El domingo, el 2 de octubre de 2016



VIGÉSIMO SÉPTIMO DOMINGO ORDINARIO

(Habacuc 1:2-3.2:2-4; II Timoteo 1:6-8.13-14; Lucas 17:1-5)



Un académico ha escrito varios libros sobre la ciencia y la fe.  Sin embargo, admite que hay días cuando le cuesta a creer.  Se puede imaginarlo rezando: “Auménteme la fe”.  Una anciana de noventa años ha asistido en la misa todos los domingos de su vida con pocas excepciones por la enfermedad.  Sin embargo, ella se pregunta si existe la vida eterna.  Ella también ora: “Auménteme la fe”.  Encontramos a los apóstoles con esta misma petición en el evangelio de hoy.

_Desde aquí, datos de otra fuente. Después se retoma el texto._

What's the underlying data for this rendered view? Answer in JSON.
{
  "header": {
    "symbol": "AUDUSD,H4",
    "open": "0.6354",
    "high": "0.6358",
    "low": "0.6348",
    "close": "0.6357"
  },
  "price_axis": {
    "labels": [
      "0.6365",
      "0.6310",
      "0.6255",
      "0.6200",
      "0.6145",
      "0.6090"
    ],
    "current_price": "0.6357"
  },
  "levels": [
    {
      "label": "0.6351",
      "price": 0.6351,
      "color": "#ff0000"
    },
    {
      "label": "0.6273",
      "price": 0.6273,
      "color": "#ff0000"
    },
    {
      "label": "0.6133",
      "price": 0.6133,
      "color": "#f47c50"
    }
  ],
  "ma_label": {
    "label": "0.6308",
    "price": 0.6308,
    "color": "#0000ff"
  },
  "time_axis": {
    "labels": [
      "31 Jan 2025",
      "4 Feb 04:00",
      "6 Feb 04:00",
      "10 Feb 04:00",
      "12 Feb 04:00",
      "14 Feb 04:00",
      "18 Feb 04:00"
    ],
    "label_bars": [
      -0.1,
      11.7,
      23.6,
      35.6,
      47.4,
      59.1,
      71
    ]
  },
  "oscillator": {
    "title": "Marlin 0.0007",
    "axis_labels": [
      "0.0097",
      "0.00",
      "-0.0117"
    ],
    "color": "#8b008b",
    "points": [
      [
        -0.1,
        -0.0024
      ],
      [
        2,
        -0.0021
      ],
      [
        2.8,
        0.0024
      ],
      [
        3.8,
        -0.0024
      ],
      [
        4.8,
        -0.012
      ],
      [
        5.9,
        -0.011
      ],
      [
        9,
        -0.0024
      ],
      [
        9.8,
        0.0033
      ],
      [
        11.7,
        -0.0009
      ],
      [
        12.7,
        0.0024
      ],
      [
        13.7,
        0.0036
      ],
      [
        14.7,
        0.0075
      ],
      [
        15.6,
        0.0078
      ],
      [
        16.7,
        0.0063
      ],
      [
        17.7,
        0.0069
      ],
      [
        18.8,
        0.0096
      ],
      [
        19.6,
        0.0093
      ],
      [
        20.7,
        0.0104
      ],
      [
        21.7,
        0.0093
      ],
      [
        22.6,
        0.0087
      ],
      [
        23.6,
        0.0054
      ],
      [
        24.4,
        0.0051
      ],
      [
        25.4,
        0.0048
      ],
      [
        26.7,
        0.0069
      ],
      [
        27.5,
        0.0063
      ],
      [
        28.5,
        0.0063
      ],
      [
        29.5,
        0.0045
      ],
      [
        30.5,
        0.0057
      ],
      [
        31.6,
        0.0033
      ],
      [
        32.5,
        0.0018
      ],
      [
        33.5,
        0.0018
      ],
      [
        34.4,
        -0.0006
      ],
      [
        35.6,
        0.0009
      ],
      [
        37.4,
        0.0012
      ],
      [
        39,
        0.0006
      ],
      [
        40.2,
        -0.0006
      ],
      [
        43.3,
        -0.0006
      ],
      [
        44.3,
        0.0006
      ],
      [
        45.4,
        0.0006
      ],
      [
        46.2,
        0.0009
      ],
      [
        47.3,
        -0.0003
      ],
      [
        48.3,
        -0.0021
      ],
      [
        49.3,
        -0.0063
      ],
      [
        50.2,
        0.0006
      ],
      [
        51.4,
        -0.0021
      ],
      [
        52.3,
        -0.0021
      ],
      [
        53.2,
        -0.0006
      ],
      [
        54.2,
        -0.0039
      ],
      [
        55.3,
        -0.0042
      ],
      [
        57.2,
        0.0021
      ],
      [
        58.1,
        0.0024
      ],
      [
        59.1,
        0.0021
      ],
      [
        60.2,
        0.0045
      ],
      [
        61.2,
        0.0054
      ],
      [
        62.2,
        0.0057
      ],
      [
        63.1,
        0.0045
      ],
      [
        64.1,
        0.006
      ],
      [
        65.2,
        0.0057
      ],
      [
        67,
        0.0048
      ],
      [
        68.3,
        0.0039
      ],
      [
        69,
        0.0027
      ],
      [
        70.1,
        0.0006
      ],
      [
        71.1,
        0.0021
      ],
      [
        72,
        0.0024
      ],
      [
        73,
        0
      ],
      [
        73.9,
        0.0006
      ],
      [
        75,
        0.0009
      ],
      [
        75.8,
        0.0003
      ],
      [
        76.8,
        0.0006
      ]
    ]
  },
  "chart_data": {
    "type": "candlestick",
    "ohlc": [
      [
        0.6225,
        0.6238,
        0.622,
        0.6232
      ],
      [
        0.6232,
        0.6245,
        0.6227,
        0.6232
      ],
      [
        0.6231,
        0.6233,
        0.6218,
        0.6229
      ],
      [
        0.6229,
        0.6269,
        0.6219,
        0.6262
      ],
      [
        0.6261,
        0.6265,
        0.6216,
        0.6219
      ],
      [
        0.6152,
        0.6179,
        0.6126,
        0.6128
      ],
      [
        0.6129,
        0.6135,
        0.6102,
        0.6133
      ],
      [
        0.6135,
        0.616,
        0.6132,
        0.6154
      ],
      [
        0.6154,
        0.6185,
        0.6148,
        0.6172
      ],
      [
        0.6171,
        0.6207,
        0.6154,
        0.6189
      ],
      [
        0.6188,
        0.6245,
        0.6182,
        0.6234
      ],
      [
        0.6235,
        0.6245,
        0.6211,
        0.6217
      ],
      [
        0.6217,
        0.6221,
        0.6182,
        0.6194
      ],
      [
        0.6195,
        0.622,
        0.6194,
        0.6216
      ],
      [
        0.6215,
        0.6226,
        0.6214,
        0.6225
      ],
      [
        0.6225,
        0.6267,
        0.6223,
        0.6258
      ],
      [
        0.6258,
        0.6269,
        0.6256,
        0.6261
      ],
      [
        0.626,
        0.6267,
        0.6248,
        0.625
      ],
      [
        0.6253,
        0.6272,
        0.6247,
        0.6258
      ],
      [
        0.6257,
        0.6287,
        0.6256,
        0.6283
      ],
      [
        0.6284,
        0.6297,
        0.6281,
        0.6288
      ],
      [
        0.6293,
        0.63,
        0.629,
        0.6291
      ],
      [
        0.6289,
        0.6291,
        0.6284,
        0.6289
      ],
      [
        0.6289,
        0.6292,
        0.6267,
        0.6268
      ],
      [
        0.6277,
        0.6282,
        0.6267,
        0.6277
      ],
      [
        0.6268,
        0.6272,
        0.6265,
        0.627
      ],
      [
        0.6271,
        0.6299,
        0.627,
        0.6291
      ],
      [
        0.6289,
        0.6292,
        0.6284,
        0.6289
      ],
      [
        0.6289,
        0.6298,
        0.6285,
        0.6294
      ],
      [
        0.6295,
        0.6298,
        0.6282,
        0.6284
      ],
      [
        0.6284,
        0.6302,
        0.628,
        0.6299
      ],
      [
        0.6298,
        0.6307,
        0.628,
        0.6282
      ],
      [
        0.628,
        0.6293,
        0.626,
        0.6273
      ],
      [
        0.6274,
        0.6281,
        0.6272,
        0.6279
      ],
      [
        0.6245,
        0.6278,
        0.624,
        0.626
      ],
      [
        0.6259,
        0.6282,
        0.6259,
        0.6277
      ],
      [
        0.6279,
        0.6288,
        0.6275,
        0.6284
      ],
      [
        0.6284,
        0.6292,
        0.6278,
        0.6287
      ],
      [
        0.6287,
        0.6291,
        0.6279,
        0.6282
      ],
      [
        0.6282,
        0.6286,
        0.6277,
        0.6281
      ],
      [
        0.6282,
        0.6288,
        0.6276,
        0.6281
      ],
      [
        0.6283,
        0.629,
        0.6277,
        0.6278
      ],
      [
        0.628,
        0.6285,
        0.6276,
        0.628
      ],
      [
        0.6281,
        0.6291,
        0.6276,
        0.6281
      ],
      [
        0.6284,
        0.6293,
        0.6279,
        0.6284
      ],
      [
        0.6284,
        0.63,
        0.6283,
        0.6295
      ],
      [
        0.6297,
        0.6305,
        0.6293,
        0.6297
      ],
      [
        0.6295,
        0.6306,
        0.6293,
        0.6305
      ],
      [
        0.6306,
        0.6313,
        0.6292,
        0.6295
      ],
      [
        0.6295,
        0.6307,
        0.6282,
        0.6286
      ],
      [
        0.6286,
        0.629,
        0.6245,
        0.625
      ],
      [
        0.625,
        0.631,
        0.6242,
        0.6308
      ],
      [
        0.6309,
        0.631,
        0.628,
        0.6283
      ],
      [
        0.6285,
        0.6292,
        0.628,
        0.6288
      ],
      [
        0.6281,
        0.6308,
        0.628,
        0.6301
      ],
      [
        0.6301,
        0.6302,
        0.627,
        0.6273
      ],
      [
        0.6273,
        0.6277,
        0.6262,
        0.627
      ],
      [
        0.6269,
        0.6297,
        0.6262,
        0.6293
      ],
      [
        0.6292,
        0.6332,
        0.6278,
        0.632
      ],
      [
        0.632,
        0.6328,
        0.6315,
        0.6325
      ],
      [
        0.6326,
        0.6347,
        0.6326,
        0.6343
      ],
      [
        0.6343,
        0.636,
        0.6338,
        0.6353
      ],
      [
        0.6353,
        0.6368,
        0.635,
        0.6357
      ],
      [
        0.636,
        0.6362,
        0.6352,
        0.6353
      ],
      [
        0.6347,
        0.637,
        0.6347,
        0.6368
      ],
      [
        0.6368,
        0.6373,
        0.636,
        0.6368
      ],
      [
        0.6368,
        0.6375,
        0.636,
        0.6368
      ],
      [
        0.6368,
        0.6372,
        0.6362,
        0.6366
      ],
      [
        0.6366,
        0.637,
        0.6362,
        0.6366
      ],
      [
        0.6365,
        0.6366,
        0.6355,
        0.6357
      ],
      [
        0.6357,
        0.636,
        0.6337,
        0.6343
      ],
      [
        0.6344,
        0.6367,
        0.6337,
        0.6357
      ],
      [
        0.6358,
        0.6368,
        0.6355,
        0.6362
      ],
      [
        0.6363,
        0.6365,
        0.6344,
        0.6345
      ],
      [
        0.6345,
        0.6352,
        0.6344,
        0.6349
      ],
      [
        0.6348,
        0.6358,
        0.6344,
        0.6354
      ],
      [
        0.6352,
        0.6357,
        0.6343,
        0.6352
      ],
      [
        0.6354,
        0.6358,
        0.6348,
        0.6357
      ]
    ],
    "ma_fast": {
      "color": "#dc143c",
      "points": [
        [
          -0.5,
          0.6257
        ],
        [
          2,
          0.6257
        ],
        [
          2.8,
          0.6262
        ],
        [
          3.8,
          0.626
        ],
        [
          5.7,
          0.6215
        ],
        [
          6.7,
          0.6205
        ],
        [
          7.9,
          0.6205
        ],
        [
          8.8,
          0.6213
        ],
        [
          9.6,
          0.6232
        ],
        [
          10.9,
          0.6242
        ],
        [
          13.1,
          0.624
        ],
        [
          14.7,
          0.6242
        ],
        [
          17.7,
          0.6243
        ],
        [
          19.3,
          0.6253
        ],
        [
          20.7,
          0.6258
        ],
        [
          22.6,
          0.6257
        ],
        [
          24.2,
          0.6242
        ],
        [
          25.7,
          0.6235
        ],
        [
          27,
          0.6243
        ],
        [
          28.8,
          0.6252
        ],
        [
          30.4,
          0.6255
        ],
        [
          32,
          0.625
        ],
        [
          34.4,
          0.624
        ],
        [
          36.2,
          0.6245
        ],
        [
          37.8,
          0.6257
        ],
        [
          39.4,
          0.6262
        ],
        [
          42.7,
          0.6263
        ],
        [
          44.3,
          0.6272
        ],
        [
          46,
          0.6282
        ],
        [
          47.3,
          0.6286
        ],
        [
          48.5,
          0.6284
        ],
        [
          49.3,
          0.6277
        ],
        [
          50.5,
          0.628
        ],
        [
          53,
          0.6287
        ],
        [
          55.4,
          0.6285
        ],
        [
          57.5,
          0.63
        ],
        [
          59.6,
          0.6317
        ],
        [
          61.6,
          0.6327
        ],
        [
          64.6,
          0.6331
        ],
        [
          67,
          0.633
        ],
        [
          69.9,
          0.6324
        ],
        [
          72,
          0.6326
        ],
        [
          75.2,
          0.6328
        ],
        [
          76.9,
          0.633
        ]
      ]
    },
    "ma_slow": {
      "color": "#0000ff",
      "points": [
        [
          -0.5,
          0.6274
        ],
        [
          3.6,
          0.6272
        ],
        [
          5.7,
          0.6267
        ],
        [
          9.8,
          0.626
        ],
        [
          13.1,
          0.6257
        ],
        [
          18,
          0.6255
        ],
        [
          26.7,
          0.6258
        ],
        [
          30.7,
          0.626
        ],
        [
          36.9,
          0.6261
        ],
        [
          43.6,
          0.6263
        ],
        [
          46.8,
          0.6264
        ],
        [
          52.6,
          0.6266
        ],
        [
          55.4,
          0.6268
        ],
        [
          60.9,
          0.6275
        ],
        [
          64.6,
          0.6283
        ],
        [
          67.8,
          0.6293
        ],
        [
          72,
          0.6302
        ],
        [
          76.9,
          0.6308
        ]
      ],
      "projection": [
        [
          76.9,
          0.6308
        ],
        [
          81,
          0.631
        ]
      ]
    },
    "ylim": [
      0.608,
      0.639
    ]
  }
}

Jesús acaba de decir a sus seguidores que tienen que perdonar siete veces si sus ofensores se lo piden.  La mayoría de nosotros tenemos dificultad perdonar a una tal persona dos veces.  A lo mejor si viene siete veces con la misma petición para el perdón, pensaríamos que está burlándose de nosotros.  Para aceptar este mandato de Jesús los apóstoles necesitan mucha fe.  Aunque nosotros tenemos el mismo problema de perdonar, hay otras dificultades que nos retan aún más. Vivimos en un tiempo de maravillas tecnológicas.  ¿De qué bien es la vida eterna si la medicina nos permite a vivir hasta cien años?  ¿Qué sirve comunicarnos con los santos cuando podemos conversar cara a cara con amigos al lado opuesto del mundo por Skype? 

Tenemos una respuesta a estas inquietudes en la segunda lectura.  Dice que el Señor nos ha dado un espíritu “de fortaleza, de amor y de moderación”.  Aunque las invenciones llaman mucho la atención, no son lo que realmente valgan en la vida.  Es la capacidad de enfrentar los retos, de darse uno mismo por el bien del otro, y de vivir sin extraviarse por el placer que hace la vida digna.  Estos dones nos vienen por la fe en Cristo.  Al vivirlos, nos damos cuenta de aun otro propósito de la fe.  La bondad de Dios no se termina con la muerte.  Más bien, Él sigue mostrándonos su bondad para siempre porque Él es más poderoso que la muerte.  Por esta razón también nosotros rezamos con los apóstoles: “Auméntanos la fe”.

Dios no nos niega la petición.  Nos aumenta la fe para que vivamos en paz y esperemos el Reino como nuestro destino.  Pero el Señor es pronto a avisar a sus discípulos que reciben estos dones no sólo por su propio bien sino también por el bien de los demás.  Dice que tienen que servir humildemente como si fueran los siervos de uno y otro.  Suena como una propuesta dura.  Sin embargo, no tenemos que preocuparnos porque Dios trata a sus siervos más que merecen.  ¿Cuántas veces hemos escuchado historias como ésta de una mujer que tenía tienda de artesanías en la frontera de México y los Estados Unidos?  Se reconocía esta mujer por su generosidad a todos, tanto los ricos como los pobres que entraron en su negocio.  Cuando le preguntaron cómo podía ser tan generosa, ella respondió que Dios siempre le devolvió mucho por lo poco que ella le dio a los demás.

Sí nos preguntamos de la vida eterna. Nos cuesta imaginar cómo es y qué sirve que uno existe para siempre.  Tal vez sea mejor que enfoquemos en algo más palpable.  Eso es que Dios nos ama y nos ha puesto en entornos de amor como la familia, nuestras amistades, la tradición católica.  Entonces creemos porque  el amor de Dios, que es más grande que la muerte, nunca acabará.  Lo que exactamente nos aguarda en la vida eterna no nos importa tanto.  La única cosa que importa es que Dios nos ha creado para ser amados y para amar.  Dios nos ha creado para ser amados y para amar.